# W5M2 - Optimization

## 라이브러리 및 세션 설정

In [None]:
from pyspark import SparkConf
from pyspark.sql import SparkSession, Row
from pyspark.sql.functions import isnull, avg, min, date_format
from operator import add

spark = SparkSession.builder \
    .master('spark://spark-master:7077') \
    .appName('W5M2') \
    .config('spark.executor.memory', '4gb') \
    .config("spark.executor.cores", "5") \
    .getOrCreate()


## 데이터 로딩

In [None]:
TLC_data_path = 'hdfs://spark-master:9000/user/hduser/hdfs_data/fhvhv_tripdata_2023-01.parquet'
weather_data_path = 'hdfs://spark-master:9000/user/hduser/hdfs_data/weather.csv'
output_dir_path = 'hdfs://spark-master:9000/user/spark_user/W5M2_output/'
tlc_ext = 'parquet'
weather_ext = 'csv'

def load_dataframe(spark_session, file_path, extension):
    if extension == "csv":
        df = spark_session.read.csv(file_path, header=True, inferSchema=True)
    elif extension == "parquet":
        df = spark_session.read.parquet(file_path)
    else:
        raise NotImplementedError("Unsupported file extension.")
    return df

df = load_dataframe(spark, TLC_data_path, tlc_ext)
print("- The schema of the TLC DataFrame - \n", df.schema)
df.show(1, vertical=True)


## 데이터 클리닝

In [None]:
# Remove invalid or null entries and filter out unrealistic values
df = df.na.drop('any').filter(df.driver_pay > 0).filter(df.base_passenger_fare > 0)
df.show(5)  # Check the top 5 rows after cleaning

## 데이터 변환

In [None]:
# Apply various transformations
df = df.withColumn("pickup_date", date_format(df.pickup_datetime, 'yyyy-MM-dd'))
df = df.select("pickup_date", "base_passenger_fare", "trip_miles")
df.cache()

short_trip_df = df.filter(df.trip_miles < 10)
per_day_total_revenue_df = df.groupBy("pickup_date").sum("base_passenger_fare").orderBy("pickup_date")
per_day_avg_trip_miles_df = df.groupBy("pickup_date").mean("trip_miles").orderBy("pickup_date")


## 데이터 액션 및 저장

In [None]:
# Execute actions to trigger the transformations
print("Sample Short Trip Data: ", short_trip_df.take(1))
print("Sample Per Day Total Revenue: ", per_day_total_revenue_df.take(1))
print("Sample Per Day Average Trip Miles: ", per_day_avg_trip_miles_df.take(1))

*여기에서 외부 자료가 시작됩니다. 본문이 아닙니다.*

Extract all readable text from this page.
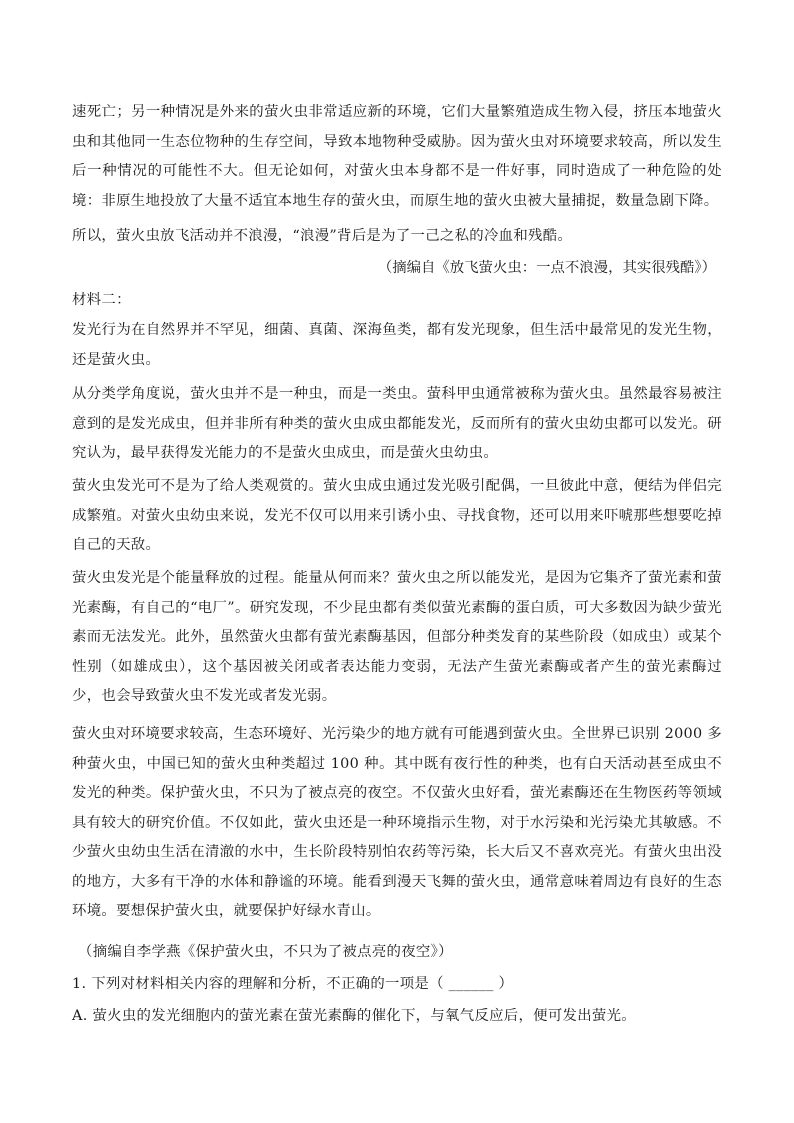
速死亡；另一种情况是外来的萤火虫非常适应新的环境，它们大量繁殖造成生物入侵，挤压本地萤火虫和其他同一生态位物种的生存空间，导致本地物种受威胁。因为萤火虫对环境要求较高，所以发生后一种情况的可能性不大。但无论如何，对萤火虫本身都不是一件好事，同时造成了一种危险的处境：非原生地投放了大量不适宜本地生存的萤火虫，而原生地的萤火虫被大量捕捉，数量急剧下降。

所以，萤火虫放飞活动并不浪漫，“浪漫”背后是为了一己之私的冷血和残酷。

（摘编自《放飞萤火虫：一点不浪漫，其实很残酷》）

材料二：

发光行为在自然界并不罕见，细菌、真菌、深海鱼类，都有发光现象，但生活中最常见的发光生物，还是萤火虫。

从分类学角度说，萤火虫并不是一种虫，而是一类虫。萤科甲虫通常被称为萤火虫。虽然最容易被注意到的是发光成虫，但并非所有种类的萤火虫成虫都能发光，反而所有的萤火虫幼虫都可以发光。研究认为，最早获得发光能力的不是萤火虫成虫，而是萤火虫幼虫。

萤火虫发光可不是为了给人类观赏的。萤火虫成虫通过发光吸引配偶，一旦彼此中意，便结为伴侣完成繁殖。对萤火虫幼虫来说，发光不仅可以用来引诱小虫、寻找食物，还可以用来吓唬那些想要吃掉自己的天敌。

萤火虫发光是个能量释放的过程。能量从何而来？萤火虫之所以能发光，是因为它集齐了萤光素和萤光素酶，有自己的“电厂”。研究发现，不少昆虫都有类似萤光素酶的蛋白质，可大多数因为缺少萤光素而无法发光。此外，虽然萤火虫都有萤光素酶基因，但部分种类发育的某些阶段（如成虫）或某个性别（如雄成虫），这个基因被关闭或者表达能力变弱，无法产生萤光素酶或者产生的萤光素酶过少，也会导致萤火虫不发光或者发光弱。

萤火虫对环境要求较高，生态环境好、光污染少的地方就有可能遇到萤火虫。全世界已识别 2000 多种萤火虫，中国已知的萤火虫种类超过 100 种。其中既有夜行性的种类，也有白天活动甚至成虫不发光的种类。保护萤火虫，不只为了被点亮的夜空。不仅萤火虫好看，萤光素酶还在生物医药等领域具有较大的研究价值。不仅如此，萤火虫还是一种环境指示生物，对于水污染和光污染尤其敏感。不少萤火虫幼虫生活在清澈的水中，生长阶段特别怕农药等污染，长大后又不喜欢亮光。有萤火虫出没的地方，大多有干净的水体和静谧的环境。能看到漫天飞舞的萤火虫，通常意味着周边有良好的生态环境。要想保护萤火虫，就要保护好绿水青山。

（摘编自李学燕《保护萤火虫，不只为了被点亮的夜空》）

1. 下列对材料相关内容的理解和分析，不正确的一项是（ ______ ）

A. 萤火虫的发光细胞内的萤光素在萤光素酶的催化下，与氧气反应后，便可发出萤光。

# Save the results to specified storage format
df.coalesce(1).write.mode('overwrite').csv(output_dir_path + "df")
short_trip_df.coalesce(1).write.mode('overwrite').csv(output_dir_path + "short_trip_df")
per_day_total_revenue_df.coalesce(1).write.mode('overwrite').csv(output_dir_path + "per_day_total_revenue_df")
per_day_avg_trip_miles_df.coalesce(1).write.mode('overwrite').csv(output_dir_path + "per_day_avg_trip_miles_df")